Abstract
Keywords
Introduction
Electric Internet of things (EIoT) can provide significant support for the intelligence, digitalization, and transparency of power grid through timely collecting the operation parameters, including voltage, current, as well as active and reactive power, and transmitting them to the cloud platform for processing and analysis. 1 In EIoT, the communication devices produced by different manufacturers utilize multiple communication protocols for data transmission and information interaction. 2 Typical communication protocols in EIoT include message queue telemetry transport (MQTT), data distribution service (DDS), constrained application protocol (CoAP), hypertext transfer protocol (HTTP), etc. DDS is commonly used for state monitoring in EIoT. 3 CoAP is particularly suitable for services like meter reading management and load forecasting. 4 HTTP is applicable for high-performance devices with large computing and storage resources in EIoT. 5 MQTT is suitable for lightweight data transmission of gateways due to the characteristics of high bandwidth utilization and simple implementation. 6 The gateway can achieve the adaptation and conversion of different protocols to MQTT. Through the information interaction between gateways based on MQTT, the connectivity and interoperability among different devices can be achieved, which shields the differences among various protocols.

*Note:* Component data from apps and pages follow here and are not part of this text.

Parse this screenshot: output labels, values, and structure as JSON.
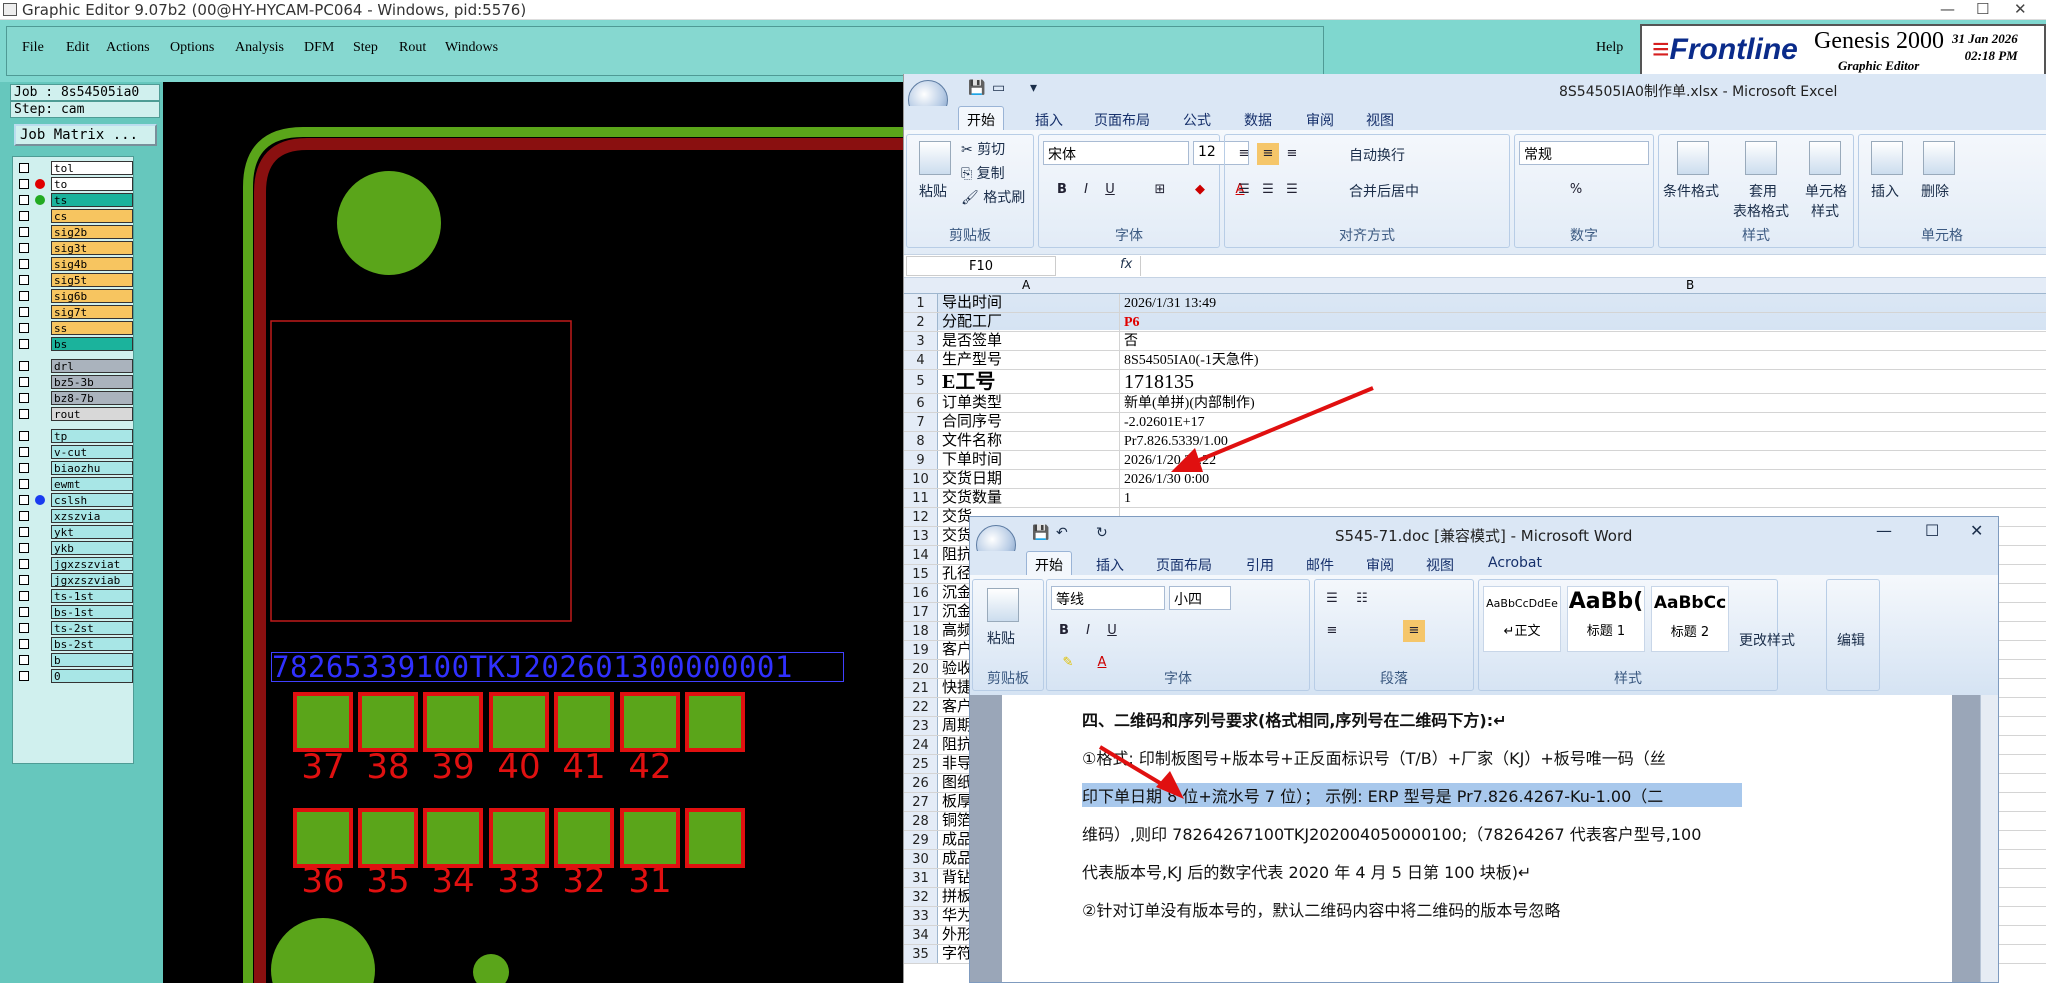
{
  "genesis": {
    "title": "Graphic Editor 9.07b2 (00@HY-HYCAM-PC064 - Windows, pid:5576)",
    "menu": [
      "File",
      "Edit",
      "Actions",
      "Options",
      "Analysis",
      "DFM",
      "Step",
      "Rout",
      "Windows"
    ],
    "help": "Help",
    "logo": {
      "brand": "Frontline",
      "product": "Genesis 2000",
      "sub": "Graphic Editor",
      "date": "31 Jan 2026",
      "time": "02:18 PM"
    },
    "job": "Job : 8s54505ia0",
    "step": "Step: cam",
    "job_matrix": "Job Matrix ...",
    "layers": [
      {
        "name": "tol",
        "color": "#ffffff",
        "dot": ""
      },
      {
        "name": "to",
        "color": "#ffffff",
        "dot": "#e00000"
      },
      {
        "name": "ts",
        "color": "#1bb39c",
        "dot": "#22aa22"
      },
      {
        "name": "cs",
        "color": "#f7c560",
        "dot": ""
      },
      {
        "name": "sig2b",
        "color": "#f7c560",
        "dot": ""
      },
      {
        "name": "sig3t",
        "color": "#f7c560",
        "dot": ""
      },
      {
        "name": "sig4b",
        "color": "#f7c560",
        "dot": ""
      },
      {
        "name": "sig5t",
        "color": "#f7c560",
        "dot": ""
      },
      {
        "name": "sig6b",
        "color": "#f7c560",
        "dot": ""
      },
      {
        "name": "sig7t",
        "color": "#f7c560",
        "dot": ""
      },
      {
        "name": "ss",
        "color": "#f7c560",
        "dot": ""
      },
      {
        "name": "bs",
        "color": "#1bb39c",
        "dot": ""
      },
      {
        "name": "drl",
        "color": "#aab3bd",
        "dot": ""
      },
      {
        "name": "bz5-3b",
        "color": "#aab3bd",
        "dot": ""
      },
      {
        "name": "bz8-7b",
        "color": "#aab3bd",
        "dot": ""
      },
      {
        "name": "rout",
        "color": "#d8d8d8",
        "dot": ""
      },
      {
        "name": "tp",
        "color": "#a8e6e6",
        "dot": ""
      },
      {
        "name": "v-cut",
        "color": "#a8e6e6",
        "dot": ""
      },
      {
        "name": "biaozhu",
        "color": "#a8e6e6",
        "dot": ""
      },
      {
        "name": "ewmt",
        "color": "#a8e6e6",
        "dot": ""
      },
      {
        "name": "cslsh",
        "color": "#a8e6e6",
        "dot": "#1a3cf0"
      },
      {
        "name": "xzszvia",
        "color": "#a8e6e6",
        "dot": ""
      },
      {
        "name": "ykt",
        "color": "#a8e6e6",
        "dot": ""
      },
      {
        "name": "ykb",
        "color": "#a8e6e6",
        "dot": ""
      },
      {
        "name": "jgxzszviat",
        "color": "#a8e6e6",
        "dot": ""
      },
      {
        "name": "jgxzszviab",
        "color": "#a8e6e6",
        "dot": ""
      },
      {
        "name": "ts-1st",
        "color": "#a8e6e6",
        "dot": ""
      },
      {
        "name": "bs-1st",
        "color": "#a8e6e6",
        "dot": ""
      },
      {
        "name": "ts-2st",
        "color": "#a8e6e6",
        "dot": ""
      },
      {
        "name": "bs-2st",
        "color": "#a8e6e6",
        "dot": ""
      },
      {
        "name": "b",
        "color": "#a8e6e6",
        "dot": ""
      },
      {
        "name": "0",
        "color": "#a8e6e6",
        "dot": ""
      }
    ],
    "serial_text": "78265339100TKJ202601300000001",
    "pads_row1": [
      "37",
      "38",
      "39",
      "40",
      "41",
      "42"
    ],
    "pads_row2": [
      "36",
      "35",
      "34",
      "33",
      "32",
      "31"
    ]
  },
  "excel": {
    "title": "8S54505IA0制作单.xlsx - Microsoft Excel",
    "tabs": [
      "开始",
      "插入",
      "页面布局",
      "公式",
      "数据",
      "审阅",
      "视图"
    ],
    "clipboard": {
      "paste": "粘贴",
      "cut": "剪切",
      "copy": "复制",
      "format_painter": "格式刷",
      "label": "剪贴板"
    },
    "font": {
      "name": "宋体",
      "size": "12",
      "label": "字体"
    },
    "align": {
      "wrap": "自动换行",
      "merge": "合并后居中",
      "label": "对齐方式"
    },
    "number": {
      "format": "常规",
      "label": "数字"
    },
    "styles": {
      "cond": "条件格式",
      "table": "套用",
      "table2": "表格格式",
      "cell": "单元格",
      "cell2": "样式",
      "label": "样式"
    },
    "cells_grp": {
      "insert": "插入",
      "delete": "删除",
      "label": "单元格"
    },
    "name_box": "F10",
    "fx": "fx",
    "col_a": "A",
    "col_b": "B",
    "rows": [
      {
        "n": "1",
        "a": "导出时间",
        "b": "2026/1/31 13:49"
      },
      {
        "n": "2",
        "a": "分配工厂",
        "b": "P6",
        "red": true
      },
      {
        "n": "3",
        "a": "是否签单",
        "b": "否"
      },
      {
        "n": "4",
        "a": "生产型号",
        "b": "8S54505IA0(-1天急件)"
      },
      {
        "n": "5",
        "a": "E工号",
        "b": "1718135",
        "big": true
      },
      {
        "n": "6",
        "a": "订单类型",
        "b": "新单(单拼)(内部制作)"
      },
      {
        "n": "7",
        "a": "合同序号",
        "b": "-2.02601E+17"
      },
      {
        "n": "8",
        "a": "文件名称",
        "b": "Pr7.826.5339/1.00"
      },
      {
        "n": "9",
        "a": "下单时间",
        "b": "2026/1/20 21:22"
      },
      {
        "n": "10",
        "a": "交货日期",
        "b": "2026/1/30 0:00"
      },
      {
        "n": "11",
        "a": "交货数量",
        "b": "1"
      },
      {
        "n": "12",
        "a": "交货",
        "b": ""
      },
      {
        "n": "13",
        "a": "交货",
        "b": ""
      },
      {
        "n": "14",
        "a": "阻抗",
        "b": ""
      },
      {
        "n": "15",
        "a": "孔径",
        "b": ""
      },
      {
        "n": "16",
        "a": "沉金",
        "b": ""
      },
      {
        "n": "17",
        "a": "沉金",
        "b": ""
      },
      {
        "n": "18",
        "a": "高频",
        "b": ""
      },
      {
        "n": "19",
        "a": "客户",
        "b": ""
      },
      {
        "n": "20",
        "a": "验收",
        "b": ""
      },
      {
        "n": "21",
        "a": "快捷",
        "b": ""
      },
      {
        "n": "22",
        "a": "客户",
        "b": ""
      },
      {
        "n": "23",
        "a": "周期",
        "b": ""
      },
      {
        "n": "24",
        "a": "阻抗",
        "b": ""
      },
      {
        "n": "25",
        "a": "非导",
        "b": ""
      },
      {
        "n": "26",
        "a": "图纸",
        "b": ""
      },
      {
        "n": "27",
        "a": "板厚",
        "b": ""
      },
      {
        "n": "28",
        "a": "铜箔",
        "b": ""
      },
      {
        "n": "29",
        "a": "成品",
        "b": ""
      },
      {
        "n": "30",
        "a": "成品",
        "b": ""
      },
      {
        "n": "31",
        "a": "背钻",
        "b": ""
      },
      {
        "n": "32",
        "a": "拼板",
        "b": ""
      },
      {
        "n": "33",
        "a": "华为",
        "b": ""
      },
      {
        "n": "34",
        "a": "外形",
        "b": ""
      },
      {
        "n": "35",
        "a": "字符",
        "b": ""
      }
    ]
  },
  "word": {
    "title": "S545-71.doc [兼容模式] - Microsoft Word",
    "tabs": [
      "开始",
      "插入",
      "页面布局",
      "引用",
      "邮件",
      "审阅",
      "视图",
      "Acrobat"
    ],
    "clipboard": {
      "paste": "粘贴",
      "label": "剪贴板"
    },
    "font": {
      "name": "等线",
      "size": "小四",
      "label": "字体"
    },
    "para_label": "段落",
    "styles": [
      {
        "preview": "AaBbCcDdEe",
        "name": "↵正文"
      },
      {
        "preview": "AaBb(",
        "name": "标题 1"
      },
      {
        "preview": "AaBbCc",
        "name": "标题 2"
      }
    ],
    "styles_label": "样式",
    "change_styles": "更改样式",
    "edit": "编辑",
    "lines": [
      "四、二维码和序列号要求(格式相同,序列号在二维码下方):↵",
      "①格式: 印制板图号+版本号+正反面标识号（T/B）+厂家（KJ）+板号唯一码（丝",
      "印下单日期 8 位+流水号 7 位）；  示例:    ERP 型号是 Pr7.826.4267-Ku-1.00（二",
      "维码）,则印  78264267100TKJ202004050000100;（78264267 代表客户型号,100",
      "代表版本号,KJ 后的数字代表 2020 年 4 月 5 日第 100 块板)↵",
      "②针对订单没有版本号的，默认二维码内容中将二维码的版本号忽略"
    ]
  }
}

QoS guarantee is of vital importance in the process of data transmission between gateway and platform in EIoT.7,8 MQTT provides three quality of service (QoS) levels, that is, at most once (QoS0) level, at least once (QoS1) level, and exactly once (QoS2) level, 9 which provide different QoS guarantees in terms of transmission delay and packet-loss ratio. Specifically, the transmission delay of QoS0 is relatively lower but the packet-loss ratio is higher, while QoS1 and QoS2 achieve no packet loss at the expense of increased transmission delay. Moreover, QoS1 guarantees that the data packet is successfully transmitted at least once, and QoS2 ensures that the data packet is successfully transmitted exactly once by leveraging more complicated retransmission mechanism. Therefore, it is necessary to dynamically and intelligently select MQTT QoS levels for data transmission between gateway and platform according to the time-varying network state and QoS requirements in EIoT. 10
However, the dynamic MQTT QoS level selection still faces some challenges, which are summarized as follows. First, the QoS requirements of control services and acquisition services differ in terms of delay and reliability.11–13 However, the different metrics are contradictory, for example, adopting retransmission mechanism ensures lower packet-loss ratio but greatly increasing transmission delay. Therefore, it is a critical challenge to achieve a balanced trade-off among different QoS metrics. 14 Second, the current delay and packet-loss ratio models do not take the impact of protocol-specific QoS guarantee mechanism on the physical-layer performance into consideration. Therefore, deriving the accurate closed-form models of delay and packet-loss ratio which are adaptive with MQTT-specific QoS levels is challenging. Last but not least, due to network resource limitation and prohibitive signaling overhead, the global state information (GSI), for example, channel gain, is uncertain.15–17 Therefore, it is necessary to intelligently optimize MQTT QoS level selection under incomplete information. 18
There exist some works that have addressed MQTT QoS level selection problems in IoT. Sadeq et al. 19 proposed a QoS approach for IoT environment utilizing MQTT and designed a flow control mechanism to minimize the transmission delay. Niruntasukrat et al. 20 proposed an authorization mechanism for MQTT-based IoT service platform to minimize delay and message overhead. However, these works have not considered the joint optimization of delay and packet-loss ratio. Lee et al. 21 proposed a push notification service network utilizing MQTT protocol to minimize the packet loss and delay by selecting appropriate QoS level according to different payloads. Nurwarsito et al. 22 proposed a communication architecture using MQTT protocol for emergency vehicles which aims to minimize the packet loss and average delay. However, the above-mentioned works have not considered uncertain GSI in practical EIoT application scenarios. Weerasinghe et al. 23 proposed an MQTT-based localization mechanism for wireless sensor network by utilizing supervised learning. Ahmadon et al. 24 proposed a machine learning-based anomaly detection method for MQTT-based network. However, these works need offline scene data, which cannot adapt to the complex environment in EIoT. 25
Reinforcement learning provides a powerful tool to deal with sequential decision problems under incomplete information.26–28 Among various reinforcement learning algorithms, upper confidence bound (UCB) originally developed for the multi-armed bandit (MAB) problems has rapid convergence speed and well-balanced trade-off between exploitation and exploration. Zhou et al. 29 proposed an energy-aware and data backlog-aware UCB-based channel selection algorithm, which can improve energy efficiency and throughput. However, the delay and reliability are not taken into account. Endo et al. 30 proposed a distributed QoS-UCB channel selection algorithm considering channel rating quality, which can improve the reliability and reduce the delay while avoiding congestion. However, this work has not considered the complex communication environment in EIoT and MQTT-specific QoS level selection optimization.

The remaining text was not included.